As privacy engineering is getting more and more mature as a field in some settings experts are creating a "privacy checklist" of things to have. It's useful in design, development, and deployment, but also audits. Many useful things could be added to such a list.
Of particular recent relevance is the configuration of web browser permissions. Permissions allow the website access to certain sensitive mechanisms, like geolocation, webcam, etc. But as more and more powerful features are being added to a web browser, there is a need to be able to configure such access in simple ways.
That's what Permissions Policy is all about. It's a web browser feature improving the management of privacy information flows. For example, it can be used to easily globally (on the visited website) disable access to sensitive stuff like geolocation, camera access, notifications, and so on. It's a must-have for the privacy engineering checklist. Configuration is a simple header:
Permissions-Policy: fullscreen=(), geolocation=()
Once this is included, a website would be unable to trigger fullscreen, or access geolocation. The specified features will be disabled. It can be more granular, as per the specification:
SecureCorp Inc. wants to completely disable use of the Geolocation API within all browsing contexts except for its own origin and those whose origin is "

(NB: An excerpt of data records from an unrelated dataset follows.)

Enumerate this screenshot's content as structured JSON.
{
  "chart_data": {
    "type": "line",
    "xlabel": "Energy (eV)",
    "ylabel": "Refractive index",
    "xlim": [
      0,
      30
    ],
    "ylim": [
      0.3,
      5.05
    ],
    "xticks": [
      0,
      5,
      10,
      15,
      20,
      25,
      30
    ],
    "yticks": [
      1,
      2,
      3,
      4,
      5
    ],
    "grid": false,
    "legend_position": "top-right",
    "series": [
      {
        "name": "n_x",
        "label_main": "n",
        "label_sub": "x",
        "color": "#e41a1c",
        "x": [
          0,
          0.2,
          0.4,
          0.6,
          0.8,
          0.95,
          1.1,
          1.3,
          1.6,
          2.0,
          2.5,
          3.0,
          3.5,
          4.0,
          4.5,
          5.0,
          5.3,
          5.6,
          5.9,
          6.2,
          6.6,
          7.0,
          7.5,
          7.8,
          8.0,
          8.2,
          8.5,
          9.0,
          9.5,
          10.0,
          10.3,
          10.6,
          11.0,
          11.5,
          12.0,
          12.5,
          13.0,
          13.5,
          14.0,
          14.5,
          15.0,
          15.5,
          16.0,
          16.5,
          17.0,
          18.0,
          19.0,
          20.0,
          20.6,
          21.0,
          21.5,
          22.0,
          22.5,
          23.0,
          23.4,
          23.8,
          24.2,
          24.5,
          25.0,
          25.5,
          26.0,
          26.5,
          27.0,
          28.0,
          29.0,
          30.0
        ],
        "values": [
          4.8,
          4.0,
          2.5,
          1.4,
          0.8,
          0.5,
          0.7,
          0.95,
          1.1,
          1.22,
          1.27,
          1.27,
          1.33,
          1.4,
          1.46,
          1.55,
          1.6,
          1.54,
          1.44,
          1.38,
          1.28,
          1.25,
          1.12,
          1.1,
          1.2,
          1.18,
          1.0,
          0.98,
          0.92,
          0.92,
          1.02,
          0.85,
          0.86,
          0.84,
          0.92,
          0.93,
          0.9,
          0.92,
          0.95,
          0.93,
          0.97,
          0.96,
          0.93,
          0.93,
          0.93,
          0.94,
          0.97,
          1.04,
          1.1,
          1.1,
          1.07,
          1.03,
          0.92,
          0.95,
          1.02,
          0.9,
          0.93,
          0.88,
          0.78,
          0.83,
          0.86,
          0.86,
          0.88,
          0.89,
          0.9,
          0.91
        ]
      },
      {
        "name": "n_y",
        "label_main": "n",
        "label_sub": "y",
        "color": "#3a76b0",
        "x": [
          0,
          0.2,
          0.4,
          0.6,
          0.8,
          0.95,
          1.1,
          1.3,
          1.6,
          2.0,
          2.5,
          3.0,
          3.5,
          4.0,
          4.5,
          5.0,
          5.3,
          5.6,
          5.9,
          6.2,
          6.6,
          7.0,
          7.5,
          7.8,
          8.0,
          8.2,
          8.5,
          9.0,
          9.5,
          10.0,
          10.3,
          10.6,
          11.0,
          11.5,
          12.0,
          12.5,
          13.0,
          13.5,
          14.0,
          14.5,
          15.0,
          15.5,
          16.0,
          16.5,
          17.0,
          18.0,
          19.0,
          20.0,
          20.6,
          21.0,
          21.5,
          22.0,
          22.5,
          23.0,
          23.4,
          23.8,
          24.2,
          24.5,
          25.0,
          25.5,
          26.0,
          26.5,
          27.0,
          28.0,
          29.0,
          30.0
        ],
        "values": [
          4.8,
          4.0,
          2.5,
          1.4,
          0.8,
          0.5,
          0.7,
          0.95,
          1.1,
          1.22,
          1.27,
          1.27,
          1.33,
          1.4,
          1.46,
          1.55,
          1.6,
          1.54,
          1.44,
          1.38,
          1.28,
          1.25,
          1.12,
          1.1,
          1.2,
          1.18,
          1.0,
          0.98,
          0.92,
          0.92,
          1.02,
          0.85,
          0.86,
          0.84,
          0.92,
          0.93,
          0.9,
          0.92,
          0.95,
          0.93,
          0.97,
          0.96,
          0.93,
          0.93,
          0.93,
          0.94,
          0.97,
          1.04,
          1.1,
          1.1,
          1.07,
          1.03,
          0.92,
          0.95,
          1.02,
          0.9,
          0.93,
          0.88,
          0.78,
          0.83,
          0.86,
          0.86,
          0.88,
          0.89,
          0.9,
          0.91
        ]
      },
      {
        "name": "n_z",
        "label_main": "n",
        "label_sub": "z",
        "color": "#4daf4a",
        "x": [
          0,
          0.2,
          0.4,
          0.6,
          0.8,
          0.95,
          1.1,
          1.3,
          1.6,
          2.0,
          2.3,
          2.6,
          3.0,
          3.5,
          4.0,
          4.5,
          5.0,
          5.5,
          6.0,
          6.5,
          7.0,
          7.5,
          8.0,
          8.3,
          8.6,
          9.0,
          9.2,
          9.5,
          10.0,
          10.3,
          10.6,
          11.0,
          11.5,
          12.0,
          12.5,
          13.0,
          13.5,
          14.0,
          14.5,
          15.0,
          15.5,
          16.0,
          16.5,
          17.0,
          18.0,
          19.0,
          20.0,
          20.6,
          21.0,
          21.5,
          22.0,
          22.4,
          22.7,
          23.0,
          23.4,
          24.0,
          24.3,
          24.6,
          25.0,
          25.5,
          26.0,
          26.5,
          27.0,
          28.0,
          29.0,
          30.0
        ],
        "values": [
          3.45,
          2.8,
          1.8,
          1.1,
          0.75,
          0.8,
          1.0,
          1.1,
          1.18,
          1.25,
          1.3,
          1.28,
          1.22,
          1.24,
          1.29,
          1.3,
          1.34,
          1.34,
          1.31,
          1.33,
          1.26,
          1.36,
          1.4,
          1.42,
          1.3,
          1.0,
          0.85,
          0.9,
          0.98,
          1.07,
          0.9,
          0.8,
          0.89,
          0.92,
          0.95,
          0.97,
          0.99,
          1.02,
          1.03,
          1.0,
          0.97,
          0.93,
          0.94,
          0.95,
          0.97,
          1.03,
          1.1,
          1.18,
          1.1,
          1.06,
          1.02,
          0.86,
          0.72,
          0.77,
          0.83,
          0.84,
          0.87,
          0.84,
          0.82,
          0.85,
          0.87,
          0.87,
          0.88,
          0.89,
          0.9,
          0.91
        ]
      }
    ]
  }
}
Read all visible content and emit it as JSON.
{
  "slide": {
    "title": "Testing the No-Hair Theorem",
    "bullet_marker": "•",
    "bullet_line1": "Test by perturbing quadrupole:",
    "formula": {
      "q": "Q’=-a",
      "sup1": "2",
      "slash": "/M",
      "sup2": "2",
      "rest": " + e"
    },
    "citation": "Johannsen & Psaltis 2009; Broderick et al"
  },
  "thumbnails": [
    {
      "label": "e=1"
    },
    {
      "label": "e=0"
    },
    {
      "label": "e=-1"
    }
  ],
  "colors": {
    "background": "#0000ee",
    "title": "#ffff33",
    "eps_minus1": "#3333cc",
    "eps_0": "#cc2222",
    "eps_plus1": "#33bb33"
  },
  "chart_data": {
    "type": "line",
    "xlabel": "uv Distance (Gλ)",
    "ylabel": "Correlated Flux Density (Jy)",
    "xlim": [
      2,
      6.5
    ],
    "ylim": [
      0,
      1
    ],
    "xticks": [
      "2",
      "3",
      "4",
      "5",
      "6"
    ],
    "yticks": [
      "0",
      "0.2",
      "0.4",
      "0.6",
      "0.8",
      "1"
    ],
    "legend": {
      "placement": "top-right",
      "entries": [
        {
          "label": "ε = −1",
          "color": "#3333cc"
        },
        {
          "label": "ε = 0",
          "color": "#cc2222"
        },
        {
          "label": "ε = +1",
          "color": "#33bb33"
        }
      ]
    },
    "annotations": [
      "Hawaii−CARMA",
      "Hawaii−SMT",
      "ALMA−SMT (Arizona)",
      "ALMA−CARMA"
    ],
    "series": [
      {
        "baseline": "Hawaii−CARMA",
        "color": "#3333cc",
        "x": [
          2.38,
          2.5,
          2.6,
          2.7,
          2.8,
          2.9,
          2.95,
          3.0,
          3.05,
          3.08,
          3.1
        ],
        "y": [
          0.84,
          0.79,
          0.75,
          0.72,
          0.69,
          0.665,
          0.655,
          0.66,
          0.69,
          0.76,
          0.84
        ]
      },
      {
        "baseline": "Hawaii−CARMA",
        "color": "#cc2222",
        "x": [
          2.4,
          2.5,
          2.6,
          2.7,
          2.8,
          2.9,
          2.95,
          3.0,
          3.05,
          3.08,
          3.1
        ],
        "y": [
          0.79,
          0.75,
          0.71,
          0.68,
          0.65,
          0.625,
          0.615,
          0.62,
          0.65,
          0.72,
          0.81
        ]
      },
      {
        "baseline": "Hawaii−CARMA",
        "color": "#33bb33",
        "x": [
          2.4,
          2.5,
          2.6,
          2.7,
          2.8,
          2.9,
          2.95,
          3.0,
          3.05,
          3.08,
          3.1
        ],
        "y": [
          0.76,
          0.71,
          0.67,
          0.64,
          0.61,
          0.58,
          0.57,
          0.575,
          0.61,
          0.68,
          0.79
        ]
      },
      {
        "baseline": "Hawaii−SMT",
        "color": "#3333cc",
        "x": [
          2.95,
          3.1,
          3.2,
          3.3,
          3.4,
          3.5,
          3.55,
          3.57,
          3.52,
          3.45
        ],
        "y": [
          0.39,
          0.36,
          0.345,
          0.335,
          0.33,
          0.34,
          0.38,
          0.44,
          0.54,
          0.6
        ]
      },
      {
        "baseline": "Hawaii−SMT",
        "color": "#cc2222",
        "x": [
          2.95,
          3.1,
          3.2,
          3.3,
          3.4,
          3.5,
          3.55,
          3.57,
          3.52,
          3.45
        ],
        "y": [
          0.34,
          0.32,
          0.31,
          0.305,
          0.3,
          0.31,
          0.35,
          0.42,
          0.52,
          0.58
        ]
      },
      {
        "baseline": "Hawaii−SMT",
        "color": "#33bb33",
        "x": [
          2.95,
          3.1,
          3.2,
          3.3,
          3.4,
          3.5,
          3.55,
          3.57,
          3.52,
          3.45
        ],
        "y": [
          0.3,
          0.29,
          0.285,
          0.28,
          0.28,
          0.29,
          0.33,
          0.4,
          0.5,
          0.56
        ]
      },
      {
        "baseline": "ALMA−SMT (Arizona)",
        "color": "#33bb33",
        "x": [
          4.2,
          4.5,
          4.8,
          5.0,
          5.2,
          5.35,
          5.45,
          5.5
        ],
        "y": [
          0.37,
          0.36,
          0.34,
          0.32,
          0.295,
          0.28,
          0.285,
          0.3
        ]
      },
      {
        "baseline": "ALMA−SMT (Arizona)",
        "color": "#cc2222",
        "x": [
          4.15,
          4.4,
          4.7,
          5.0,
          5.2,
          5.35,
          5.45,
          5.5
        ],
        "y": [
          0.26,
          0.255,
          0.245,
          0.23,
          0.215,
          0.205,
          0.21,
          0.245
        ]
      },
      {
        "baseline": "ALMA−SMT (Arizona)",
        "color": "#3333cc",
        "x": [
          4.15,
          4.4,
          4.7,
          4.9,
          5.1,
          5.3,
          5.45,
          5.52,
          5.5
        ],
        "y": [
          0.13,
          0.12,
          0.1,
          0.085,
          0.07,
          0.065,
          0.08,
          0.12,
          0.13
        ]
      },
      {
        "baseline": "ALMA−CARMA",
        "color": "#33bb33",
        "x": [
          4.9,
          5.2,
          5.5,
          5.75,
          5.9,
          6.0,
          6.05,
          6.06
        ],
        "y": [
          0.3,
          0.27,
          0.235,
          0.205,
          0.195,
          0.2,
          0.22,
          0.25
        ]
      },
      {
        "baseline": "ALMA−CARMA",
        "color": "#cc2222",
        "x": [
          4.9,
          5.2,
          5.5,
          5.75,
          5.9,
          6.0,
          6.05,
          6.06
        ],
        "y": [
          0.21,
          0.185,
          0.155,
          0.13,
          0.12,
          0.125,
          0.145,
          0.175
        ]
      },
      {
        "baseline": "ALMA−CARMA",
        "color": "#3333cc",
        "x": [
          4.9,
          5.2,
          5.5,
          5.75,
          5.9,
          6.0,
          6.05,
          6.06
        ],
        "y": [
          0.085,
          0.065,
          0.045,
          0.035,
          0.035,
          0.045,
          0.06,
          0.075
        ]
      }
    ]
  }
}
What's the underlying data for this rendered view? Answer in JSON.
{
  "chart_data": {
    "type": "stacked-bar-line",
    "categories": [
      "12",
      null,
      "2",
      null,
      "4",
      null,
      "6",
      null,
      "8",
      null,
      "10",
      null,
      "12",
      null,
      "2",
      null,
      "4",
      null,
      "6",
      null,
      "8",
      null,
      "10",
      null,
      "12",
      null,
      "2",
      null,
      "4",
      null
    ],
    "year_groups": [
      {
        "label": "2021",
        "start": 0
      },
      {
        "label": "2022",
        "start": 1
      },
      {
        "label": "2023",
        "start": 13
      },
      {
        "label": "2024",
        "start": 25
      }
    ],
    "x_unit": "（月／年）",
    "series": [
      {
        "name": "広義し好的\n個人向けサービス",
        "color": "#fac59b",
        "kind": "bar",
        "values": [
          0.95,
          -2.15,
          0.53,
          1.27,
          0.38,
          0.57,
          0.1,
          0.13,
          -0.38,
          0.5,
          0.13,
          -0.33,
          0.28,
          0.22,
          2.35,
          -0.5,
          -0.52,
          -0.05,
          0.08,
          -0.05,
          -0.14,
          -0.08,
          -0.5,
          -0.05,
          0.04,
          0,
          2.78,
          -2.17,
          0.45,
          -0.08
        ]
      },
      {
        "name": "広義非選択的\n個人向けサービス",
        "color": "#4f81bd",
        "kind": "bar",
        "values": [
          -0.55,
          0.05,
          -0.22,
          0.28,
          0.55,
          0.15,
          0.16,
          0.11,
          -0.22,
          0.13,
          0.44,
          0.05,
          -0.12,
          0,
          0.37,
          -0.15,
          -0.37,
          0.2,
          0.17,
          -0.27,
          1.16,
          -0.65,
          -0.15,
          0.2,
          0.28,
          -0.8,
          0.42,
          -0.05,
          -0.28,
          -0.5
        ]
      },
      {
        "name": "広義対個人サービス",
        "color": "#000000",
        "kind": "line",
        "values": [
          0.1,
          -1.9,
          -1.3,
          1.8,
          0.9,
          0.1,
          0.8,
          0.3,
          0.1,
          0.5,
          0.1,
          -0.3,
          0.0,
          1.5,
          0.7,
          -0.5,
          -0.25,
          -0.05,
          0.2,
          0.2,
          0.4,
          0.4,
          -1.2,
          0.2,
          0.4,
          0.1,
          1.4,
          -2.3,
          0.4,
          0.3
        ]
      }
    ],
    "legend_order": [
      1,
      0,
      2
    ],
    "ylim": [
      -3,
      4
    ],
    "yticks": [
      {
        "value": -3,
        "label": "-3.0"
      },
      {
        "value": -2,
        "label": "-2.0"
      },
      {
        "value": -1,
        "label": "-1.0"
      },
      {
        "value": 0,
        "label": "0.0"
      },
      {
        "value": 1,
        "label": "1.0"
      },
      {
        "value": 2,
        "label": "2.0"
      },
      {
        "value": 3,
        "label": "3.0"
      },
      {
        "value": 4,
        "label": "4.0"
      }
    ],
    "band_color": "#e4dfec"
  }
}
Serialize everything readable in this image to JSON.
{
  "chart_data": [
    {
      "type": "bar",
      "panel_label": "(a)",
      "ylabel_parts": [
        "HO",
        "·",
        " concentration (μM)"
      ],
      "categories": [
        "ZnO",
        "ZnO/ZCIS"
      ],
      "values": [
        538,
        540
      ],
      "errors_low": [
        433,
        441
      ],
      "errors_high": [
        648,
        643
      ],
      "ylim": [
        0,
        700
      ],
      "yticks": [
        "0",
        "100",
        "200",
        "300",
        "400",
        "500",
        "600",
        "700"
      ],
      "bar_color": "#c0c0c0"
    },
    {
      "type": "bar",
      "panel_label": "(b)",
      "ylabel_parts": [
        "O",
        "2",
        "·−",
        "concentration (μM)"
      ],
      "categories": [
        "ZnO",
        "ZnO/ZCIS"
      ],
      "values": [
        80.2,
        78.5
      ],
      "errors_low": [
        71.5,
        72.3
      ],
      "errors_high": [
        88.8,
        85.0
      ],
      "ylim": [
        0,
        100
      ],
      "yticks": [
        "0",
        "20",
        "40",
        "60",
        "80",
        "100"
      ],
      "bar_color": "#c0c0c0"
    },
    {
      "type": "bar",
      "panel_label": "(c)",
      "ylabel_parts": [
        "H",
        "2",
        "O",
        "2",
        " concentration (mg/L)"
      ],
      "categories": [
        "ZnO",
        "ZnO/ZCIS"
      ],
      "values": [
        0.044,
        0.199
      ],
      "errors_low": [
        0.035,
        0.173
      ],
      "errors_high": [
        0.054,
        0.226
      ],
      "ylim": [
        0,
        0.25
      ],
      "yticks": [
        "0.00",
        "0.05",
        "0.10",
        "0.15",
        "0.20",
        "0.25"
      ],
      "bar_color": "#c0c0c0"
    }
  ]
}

https://example.com", even in the presence of an attacker who can embed their own iframes on SecureCorp’s pages. It can do this by delivering the following HTTP response header to define a restricted permissions policy for Geolocation:
Permissions-Policy: geolocation=(self "https://example.com")
The allowlist is a list of one or more origins, which can include the application’s origin, optionally with the keyword "
self", and any third-party origin.
With this policy in effect, it can then use the "
allow" iframe attribute as usual to grant geolocation to certain frames, but only those frames hosting content from http://example.com or SecureCorp itself will actually be granted the ability to use that API.
No rogue script or malicious tampering with the site (cyberattack-like) would be able to bypass such a limitation. That's why it should be considered a good practice, security by design, privacy by design, and so on.
This feature can also report violations, which is a useful feature. If defined, and a violation report occurs, what is the possible reason? Development mistake, or an attempt to modify the site (unsanctioned, as in a cyberattack/compromise)? It's certainly worth finding out!
It's a useful tool to improve the technical design of the website. It can also help get compliant with data protection laws, for sure. I approve!